I find Datalanche’s upcoming search application interesting because its database mixes public health data with patients’ clinical data from a private vendor. Practice Fusion opened up their data set of de-identified clinical information for a challenge that Datalanche won last week.

The Datalanche service hasn’t gone live yet, but I got a chance to peek at it and enter searches for common drugs—where Datalanche can tell you what conditions they tend to be prescribed for—and common diagnoses—where Datalanche can tell you what is commonly prescribed for them—along with standard public health information, such as the demographics of people who are diagnosed with a particular condition or receive a particular drug.

That’s just the consumer-facing part of the application. I talked to Ryan Pedela, co-founder of Datalanche, who told me it can be used to research interesting disparities such as doctors who prescribe different medications for same diagnosis. Of course, the site can’t tell you why they differ in their choices, but the data can be mined further to provide hints. For instance, if a patient is prescribed one medication but returns quickly for a follow-up visit and is prescribed another medication, one can guess that he experienced side effects or that the medication was ineffective. Even so, key insights such as "side effects" or "ineffective" would be buried in free-text notes that weren’t given to Datalanche.

So where does Datalanche gets its input? For patient data it draws on the Practice Fusion data set, which covers 10,000 patients (a sample of Practice Fusion patients), and will still add public health data from the Centers for Disease Control.
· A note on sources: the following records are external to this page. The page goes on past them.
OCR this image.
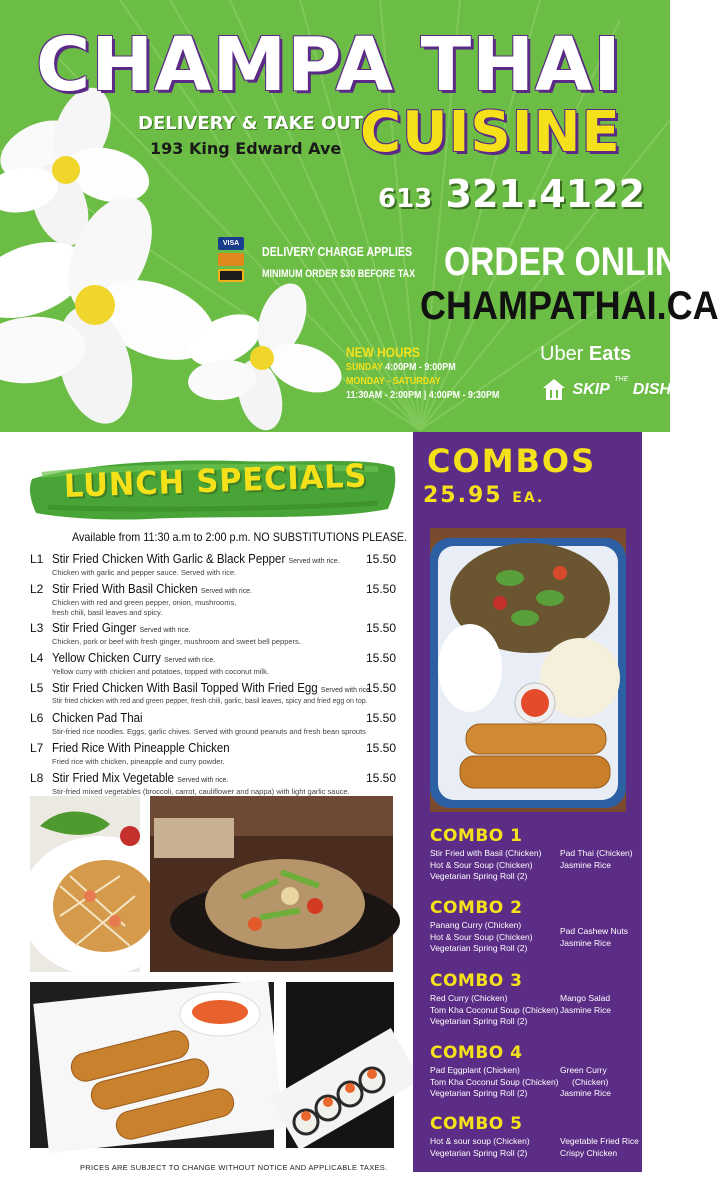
CHAMPA THAI
DELIVERY & TAKE OUT
CUISINE
193 King Edward Ave
613 321.4122
VISA
DELIVERY CHARGE APPLIES
MINIMUM ORDER $30 BEFORE TAX ORDER ONLINE
CHAMPATHAI.CA
NEW HOURS
SUNDAY 4:00PM - 9:00PM
MONDAY - SATURDAY
11:30AM - 2:00PM | 4:00PM - 9:30PM
Uber Eats
SKIP $^{THE}$ DISHES
LUNCH SPECIALS
Available from 11:30 a.m to 2:00 p.m. NO SUBSTITUTIONS PLEASE.
L1 Stir Fried Chicken With Garlic & Black Pepper Served with rice.
Chicken with garlic and pepper sauce. Served with rice.
15.50
L2 Stir Fried With Basil Chicken Served with rice.
Chicken with red and green pepper, onion, mushrooms, fresh chili, basil leaves and spicy.
15.50
L3 Stir Fried Ginger Served with rice.
Chicken, pork or beef with fresh ginger, mushroom and sweet bell peppers.
15.50
L4 Yellow Chicken Curry Served with rice.
Yellow curry with chicken and potatoes, topped with coconut milk.
15.50
L5 Stir Fried Chicken With Basil Topped With Fried Egg Served with rice.
Stir fried chicken with red and green pepper, fresh chili, garlic, basil leaves, spicy and fried egg on top.
15.50
L6 Chicken Pad Thai
Stir-fried rice noodles. Eggs, garlic chives. Served with ground peanuts and fresh bean sprouts
15.50
L7 Fried Rice With Pineapple Chicken
Fried rice with chicken, pineapple and curry powder.
15.50
L8 Stir Fried Mix Vegetable Served with rice.
Stir-fried mixed vegetables (broccoli, carrot, cauliflower and nappa) with light garlic sauce.
15.50
PRICES ARE SUBJECT TO CHANGE WITHOUT NOTICE AND APPLICABLE TAXES.
COMBOS
25.95 EA.
COMBO 1
Stir Fried with Basil (Chicken)
Hot & Sour Soup (Chicken)
Vegetarian Spring Roll (2)
Pad Thai (Chicken)
Jasmine Rice
COMBO 2
Panang Curry (Chicken)
Hot & Sour Soup (Chicken)
Vegetarian Spring Roll (2)
Pad Cashew Nuts
Jasmine Rice
COMBO 3
Red Curry (Chicken)
Tom Kha Coconut Soup (Chicken)
Vegetarian Spring Roll (2)
Mango Salad
Jasmine Rice
COMBO 4
Pad Eggplant (Chicken)
Tom Kha Coconut Soup (Chicken)
Vegetarian Spring Roll (2)
Green Curry
(Chicken)
Jasmine Rice
COMBO 5
Hot & sour soup (Chicken)
Vegetarian Spring Roll (2)
Vegetable Fried Rice
Crispy Chicken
General descriptions of medical information, which don’t come from patient data, are taken from MedlinePlus, a free online encyclopedia offered by the National Library of Medicine, NIH, and the Department of Health and Human Services.

The data set from the CDC is large, but suffers from a key limitation: it records individual visits without linking them to one another. You can’t do longitudinal studies with it, because you can’t tell whether any two visits were made by a single patient or even were handled by a single doctor. This further depth comes from the Practice Fusion data set.

As more and more patient data enters public use, we can make finer and finer distinctions among medical conditions and which treatments seem to work. This will require sophisticated tools for hooking up different visits and tracing what is really happening, along with—of course—safeguards that ensure patient consent and hedge against re-identification.